When Mikhail Devyatayev got to an airfield full of planes, he immediately decided to run, and fly away in a German car. Later, he argued that this thought arose in the very first minutes of being in Peenemünde.
For several months, a group of ten Soviet prisoners of war carefully thought out an escape plan. From time to time, the Germans from the air unit attracted them to work on the airfield. It was impossible not to take advantage of this. Devyatayev had been inside the German bomber and was now confident that he could lift it into the air.
On February 8, ten prisoners, under the supervision of an SS man, cleared the airstrip from snow. At the command of Devyatayev, the German was eliminated, and the prisoners rushed to the standing plane.

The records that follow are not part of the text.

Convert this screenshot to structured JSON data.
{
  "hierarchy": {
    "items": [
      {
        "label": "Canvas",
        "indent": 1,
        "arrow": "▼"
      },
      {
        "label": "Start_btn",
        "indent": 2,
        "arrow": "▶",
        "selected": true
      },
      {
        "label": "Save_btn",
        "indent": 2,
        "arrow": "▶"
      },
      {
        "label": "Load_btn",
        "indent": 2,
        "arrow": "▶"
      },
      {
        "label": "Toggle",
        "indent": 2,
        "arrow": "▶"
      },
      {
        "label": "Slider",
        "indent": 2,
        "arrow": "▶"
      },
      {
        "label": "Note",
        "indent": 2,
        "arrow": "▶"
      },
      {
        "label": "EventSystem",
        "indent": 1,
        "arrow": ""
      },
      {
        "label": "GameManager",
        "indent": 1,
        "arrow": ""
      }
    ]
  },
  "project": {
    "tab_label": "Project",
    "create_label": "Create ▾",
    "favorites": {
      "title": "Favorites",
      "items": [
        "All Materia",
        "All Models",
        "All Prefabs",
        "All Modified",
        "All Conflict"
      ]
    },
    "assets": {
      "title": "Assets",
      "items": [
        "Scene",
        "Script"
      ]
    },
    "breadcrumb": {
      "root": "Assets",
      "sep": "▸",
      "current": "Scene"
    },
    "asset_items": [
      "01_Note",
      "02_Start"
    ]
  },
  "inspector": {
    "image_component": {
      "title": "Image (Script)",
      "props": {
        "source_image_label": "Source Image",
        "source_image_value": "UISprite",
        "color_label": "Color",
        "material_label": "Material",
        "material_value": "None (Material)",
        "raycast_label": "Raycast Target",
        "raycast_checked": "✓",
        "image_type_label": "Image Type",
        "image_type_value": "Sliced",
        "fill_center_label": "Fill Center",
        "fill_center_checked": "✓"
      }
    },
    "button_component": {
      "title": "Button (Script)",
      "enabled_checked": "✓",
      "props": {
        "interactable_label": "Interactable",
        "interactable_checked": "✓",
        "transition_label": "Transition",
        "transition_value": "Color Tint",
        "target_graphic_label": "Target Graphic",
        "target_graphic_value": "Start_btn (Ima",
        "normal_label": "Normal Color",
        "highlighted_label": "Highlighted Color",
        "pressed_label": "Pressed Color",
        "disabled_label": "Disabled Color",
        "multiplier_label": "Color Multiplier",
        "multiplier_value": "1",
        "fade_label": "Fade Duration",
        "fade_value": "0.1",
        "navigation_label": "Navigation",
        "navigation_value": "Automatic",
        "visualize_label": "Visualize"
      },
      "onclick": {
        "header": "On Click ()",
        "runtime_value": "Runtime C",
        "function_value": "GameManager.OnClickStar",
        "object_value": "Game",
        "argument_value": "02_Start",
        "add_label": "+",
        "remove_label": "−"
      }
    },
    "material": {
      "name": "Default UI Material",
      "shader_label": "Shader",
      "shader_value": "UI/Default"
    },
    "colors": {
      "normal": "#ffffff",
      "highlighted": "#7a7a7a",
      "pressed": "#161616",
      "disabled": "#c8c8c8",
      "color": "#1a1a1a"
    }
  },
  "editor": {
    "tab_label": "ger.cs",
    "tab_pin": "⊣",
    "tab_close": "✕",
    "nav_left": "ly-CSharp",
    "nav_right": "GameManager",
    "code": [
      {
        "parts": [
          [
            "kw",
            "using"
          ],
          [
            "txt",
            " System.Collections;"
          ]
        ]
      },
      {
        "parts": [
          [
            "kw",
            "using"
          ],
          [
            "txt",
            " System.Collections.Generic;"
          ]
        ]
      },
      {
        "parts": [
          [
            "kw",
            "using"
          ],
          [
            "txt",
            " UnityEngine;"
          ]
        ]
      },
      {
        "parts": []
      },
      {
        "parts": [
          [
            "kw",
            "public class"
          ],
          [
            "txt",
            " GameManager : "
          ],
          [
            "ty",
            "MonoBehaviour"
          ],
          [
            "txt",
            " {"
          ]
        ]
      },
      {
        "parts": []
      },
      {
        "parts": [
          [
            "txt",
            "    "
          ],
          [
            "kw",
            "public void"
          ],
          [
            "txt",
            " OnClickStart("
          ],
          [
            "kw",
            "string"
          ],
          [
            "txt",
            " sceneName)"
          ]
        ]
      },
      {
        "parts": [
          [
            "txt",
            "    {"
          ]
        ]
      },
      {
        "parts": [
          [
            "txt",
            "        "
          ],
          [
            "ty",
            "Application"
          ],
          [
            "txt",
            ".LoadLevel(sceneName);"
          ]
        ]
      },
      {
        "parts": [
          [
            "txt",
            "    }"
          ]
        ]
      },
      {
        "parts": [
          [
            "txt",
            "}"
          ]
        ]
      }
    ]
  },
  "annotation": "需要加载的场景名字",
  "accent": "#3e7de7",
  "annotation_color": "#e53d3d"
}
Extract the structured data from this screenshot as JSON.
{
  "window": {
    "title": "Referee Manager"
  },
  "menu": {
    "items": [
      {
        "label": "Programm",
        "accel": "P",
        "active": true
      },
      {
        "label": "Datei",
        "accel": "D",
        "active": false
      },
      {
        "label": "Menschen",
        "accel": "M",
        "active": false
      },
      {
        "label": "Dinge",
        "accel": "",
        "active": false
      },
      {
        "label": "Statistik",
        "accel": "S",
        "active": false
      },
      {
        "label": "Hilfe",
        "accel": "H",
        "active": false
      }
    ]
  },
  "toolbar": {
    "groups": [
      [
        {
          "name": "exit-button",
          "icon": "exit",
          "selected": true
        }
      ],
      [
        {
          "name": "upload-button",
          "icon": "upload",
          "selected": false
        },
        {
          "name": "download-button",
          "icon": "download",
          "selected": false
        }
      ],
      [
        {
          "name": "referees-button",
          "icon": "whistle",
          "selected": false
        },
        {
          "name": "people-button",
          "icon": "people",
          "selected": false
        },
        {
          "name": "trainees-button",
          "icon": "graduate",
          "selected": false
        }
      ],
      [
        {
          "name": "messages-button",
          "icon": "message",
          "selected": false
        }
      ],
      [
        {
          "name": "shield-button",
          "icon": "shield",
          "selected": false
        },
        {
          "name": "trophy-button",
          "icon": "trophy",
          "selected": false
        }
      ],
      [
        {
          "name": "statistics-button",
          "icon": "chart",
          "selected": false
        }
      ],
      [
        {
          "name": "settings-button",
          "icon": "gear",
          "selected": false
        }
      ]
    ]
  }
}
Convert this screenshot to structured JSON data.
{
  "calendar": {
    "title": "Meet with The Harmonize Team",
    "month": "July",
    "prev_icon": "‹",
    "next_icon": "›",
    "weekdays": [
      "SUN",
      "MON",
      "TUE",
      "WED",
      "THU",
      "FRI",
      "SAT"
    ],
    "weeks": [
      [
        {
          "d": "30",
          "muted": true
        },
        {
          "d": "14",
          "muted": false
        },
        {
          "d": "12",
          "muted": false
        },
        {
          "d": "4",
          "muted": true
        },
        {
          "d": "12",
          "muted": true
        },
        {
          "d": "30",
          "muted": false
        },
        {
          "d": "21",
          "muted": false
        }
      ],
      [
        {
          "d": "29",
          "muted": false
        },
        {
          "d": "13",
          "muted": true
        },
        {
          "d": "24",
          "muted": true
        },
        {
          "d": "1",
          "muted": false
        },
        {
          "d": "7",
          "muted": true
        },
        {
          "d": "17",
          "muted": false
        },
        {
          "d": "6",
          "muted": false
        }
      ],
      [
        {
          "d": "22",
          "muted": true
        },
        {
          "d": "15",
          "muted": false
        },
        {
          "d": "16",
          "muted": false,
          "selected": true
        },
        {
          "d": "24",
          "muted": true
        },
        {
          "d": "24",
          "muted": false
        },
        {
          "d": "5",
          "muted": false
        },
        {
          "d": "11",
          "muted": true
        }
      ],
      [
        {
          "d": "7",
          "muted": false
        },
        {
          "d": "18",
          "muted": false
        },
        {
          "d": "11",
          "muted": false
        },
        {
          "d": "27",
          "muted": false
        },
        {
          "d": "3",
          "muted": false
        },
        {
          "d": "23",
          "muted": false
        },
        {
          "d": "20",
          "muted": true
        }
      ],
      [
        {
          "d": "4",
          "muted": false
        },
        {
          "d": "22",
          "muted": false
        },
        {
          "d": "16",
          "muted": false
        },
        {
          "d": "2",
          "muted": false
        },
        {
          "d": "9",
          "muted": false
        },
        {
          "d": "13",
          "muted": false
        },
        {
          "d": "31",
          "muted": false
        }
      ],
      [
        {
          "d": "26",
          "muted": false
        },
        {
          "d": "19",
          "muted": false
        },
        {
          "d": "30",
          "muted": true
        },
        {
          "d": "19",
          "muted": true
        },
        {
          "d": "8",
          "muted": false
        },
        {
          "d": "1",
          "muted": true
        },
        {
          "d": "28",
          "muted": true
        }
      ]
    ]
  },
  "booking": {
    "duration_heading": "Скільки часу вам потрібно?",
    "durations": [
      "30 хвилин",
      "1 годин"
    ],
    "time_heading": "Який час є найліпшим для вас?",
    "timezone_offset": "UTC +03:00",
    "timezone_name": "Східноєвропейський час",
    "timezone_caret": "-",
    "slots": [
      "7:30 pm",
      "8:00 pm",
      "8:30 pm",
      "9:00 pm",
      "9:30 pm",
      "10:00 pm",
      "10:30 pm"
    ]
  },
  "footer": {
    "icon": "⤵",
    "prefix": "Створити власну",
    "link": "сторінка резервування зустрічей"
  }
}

A removed battery was installed on it, everyone climbed inside, and the Heinkel-111 bomber took off.
The Germans at the airfield did not immediately realize that the plane had been hijacked. When it turned out, a fighter was raised, but the fugitives were never found. Another German pilot flying by heard a message about the hijacked Heinkel. He gave only one burst before the cartridges ran out.
Devyatayev flew 300 kilometers southeast, towards the advancing Red Army. When approaching the front line, the bomber was fired upon by both German and Soviet anti-aircraft guns, so they had to land in an open field near a Polish village. Of the ten people who escaped from German captivity, three were officers. Until the end of the war, they were checked in a filtration camp. The remaining seven were assigned to the infantry. Only one of them survived.
Mikhail Devyatayev reported in detail to the Soviet command about the German rocketry and the infrastructure of the Peenemünde test site. Thanks to this, Germany's secret program fell into the "right" hands. Devyatayev's information and assistance to our missilemen was so valuable that in 1957 Sergei Korolyov achieved the title of Hero of the Soviet Union to the brave pilot.
And while some Soviet citizens armed themselves and began to fight to the death against the enemy, others collaborated with the Germans and even organized a real fascist republic.